Em São Paulo, na Missão Paz, imigrantes dormem no salão da igreja Nossa Senhora da Paz por falta de vagas na Casa do Migrante; não muito distante dali, em Guarulhos, famílias imigrantes (bolivianas, peruanas, paraguaias, entre outras) ficam sem teto após reintegração de posse em terreno da Prefeitura local.
No meio nacional, o Legislativo continua a empurrar com a barriga a tão esperada revisão da lei migratória brasileira, que continua regida pelo retrógrado Estatuto do Estrangeiro (1980), herança da ditadura militar. E no campo internacional, imigrantes continuam a morrer no mar Mediterrâneo, que já ganhou a alcunha de fronteira mais letal do planeta.
Estes são apenas alguns exemplos recentes de notícias negativas envolvendo a questão migratória. Nesse contexto, sentimentos como raiva, indignação e impotência se misturam. É bem provável que você, envolvido ou simpático à temática migratória, já tenha sentido a sensação amarga de que “ninguém se importa” de fato com a questão, de sentir que seus esforços têm sido pequenos diante de tanta demanda e fatores negativos ao redor.
“A messe é grande e os trabalhadores são poucos”, já dizia uma famosa passagem do Evangelho de Mateus (capítulo 9, versículo 37) na Bíblia cristã.
No entanto, esses sentimentos de indignação e de impotência convivem lado a lado com a luta diária pelo direito humano daqueles que chegam de terras distantes em busca de uma vida melhor. E em meio tantas notícias negativas é preciso buscar alimento nos bons frutos já colhidos e que continuam a crescer mesmo sob essas condições adversas.
Só para citar alguns exemplos recentes: a festa Alasitas, uma das mais tradicionais da comunidade boliviana, atualmente integra o calendário oficial de eventos da cidade de São Paulo, mas há pouco anos atrás era considerada ilegal e já chegou a ser dispersada pela polícia; na questão da acolhida, o centro para imigrantes aberto no ano passado pela Prefeitura já está com lotação máxima, mas também busca ser um espaço de articulação entre os diversos atores da sociedade civil e do poder público envolvidos na questão migratória da cidade; e claro, não se pode esquecer dos diversos momentos de agradecimento promovidos pelos próprios migrantes pela mão estendida nos momentos de necessidade.
É verdade que os avanços acontecem de maneira mais lenta ou mesmo de forma inesperada em relação à crescente demanda, mas eles existem e precisam ser valorizados e divulgados.
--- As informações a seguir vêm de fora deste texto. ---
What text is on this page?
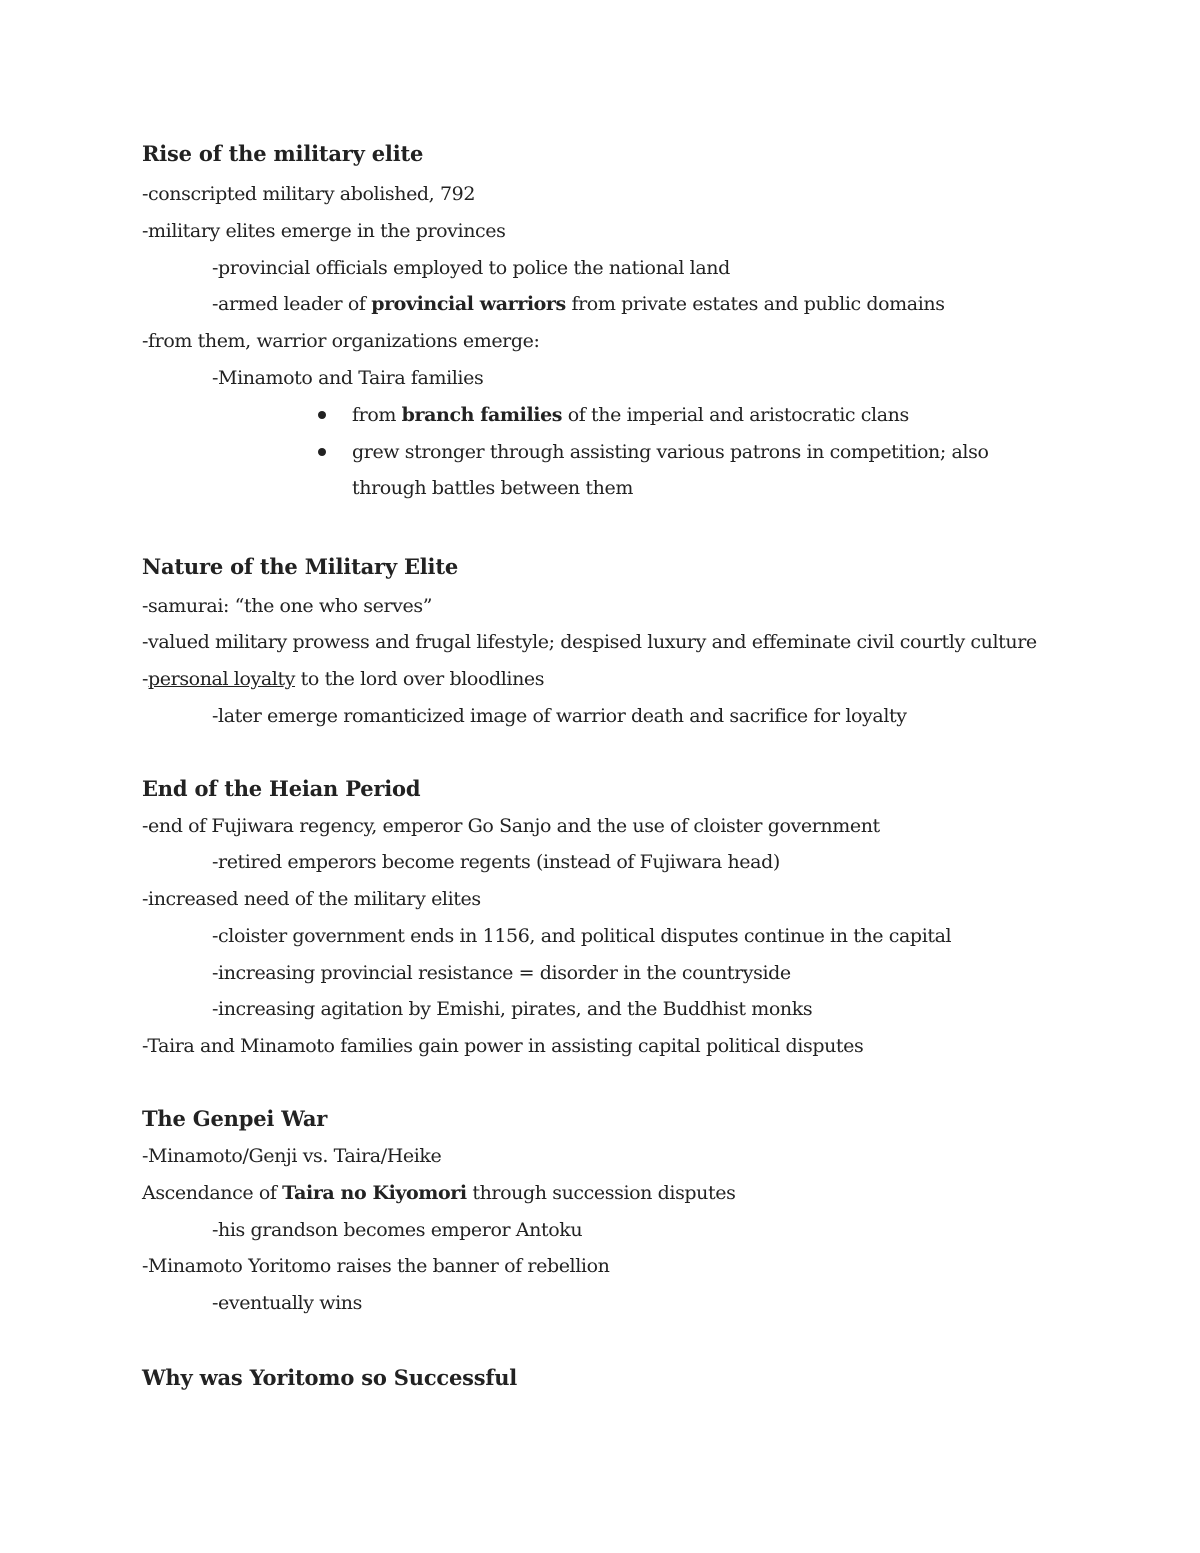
Rise of the military elite

-conscripted military abolished, 792

-military elites emerge in the provinces

-provincial officials employed to police the national land

-armed leader of provincial warriors from private estates and public domains

-from them, warrior organizations emerge:

-Minamoto and Taira families

from branch families of the imperial and aristocratic clans

grew stronger through assisting various patrons in competition; also

through battles between them

Nature of the Military Elite

-samurai: “the one who serves”

-valued military prowess and frugal lifestyle; despised luxury and effeminate civil courtly culture

-personal loyalty to the lord over bloodlines

-later emerge romanticized image of warrior death and sacrifice for loyalty

End of the Heian Period

-end of Fujiwara regency, emperor Go Sanjo and the use of cloister government

-retired emperors become regents (instead of Fujiwara head)

-increased need of the military elites

-cloister government ends in 1156, and political disputes continue in the capital

-increasing provincial resistance = disorder in the countryside

-increasing agitation by Emishi, pirates, and the Buddhist monks

-Taira and Minamoto families gain power in assisting capital political disputes

The Genpei War

-Minamoto/Genji vs. Taira/Heike

Ascendance of Taira no Kiyomori through succession disputes

-his grandson becomes emperor Antoku

-Minamoto Yoritomo raises the banner of rebellion

-eventually wins

Why was Yoritomo so Successful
A crítica às autoridades pela lentidão na adoção de políticas públicas para a imigração em um contexto mais amplo não invalida – e nem deve invalidar – o que já foi conquistado. Mesmo diante de tantas limitações, essas diferentes formas de estender a mão fazem a diferença para os que se encontram em situação vulnerável.
Essas conquistas, recentes ou não, são suficientes para mostrar que a luz no fim do túnel existe. Cada novo voluntário ou pessoa simpática à questão migratória, que reconhece a migração como um direito humano, funciona como uma injeção de ânimo, como um gole de água que recobra o ânimo daquele que caminha sob sol escaldante.
Transformar a indignação em força e resistência para manter a caminhada talvez seja uma das grandes lições que momentos de crise ensinam. E essa força e resistência se tornam ainda maiores quando você olha para os lados e percebe que não está sozinho e que outros tantos comungam do mesmo ideal.
A luta deve continuar. E com ela, a esperança de um mundo melhor e de uma sociedade mais justa, com mais pontes e menos muros, que veja também como integrantes aqueles que chegam de longe dispostos a buscar uma nova vida para si e para o próximo.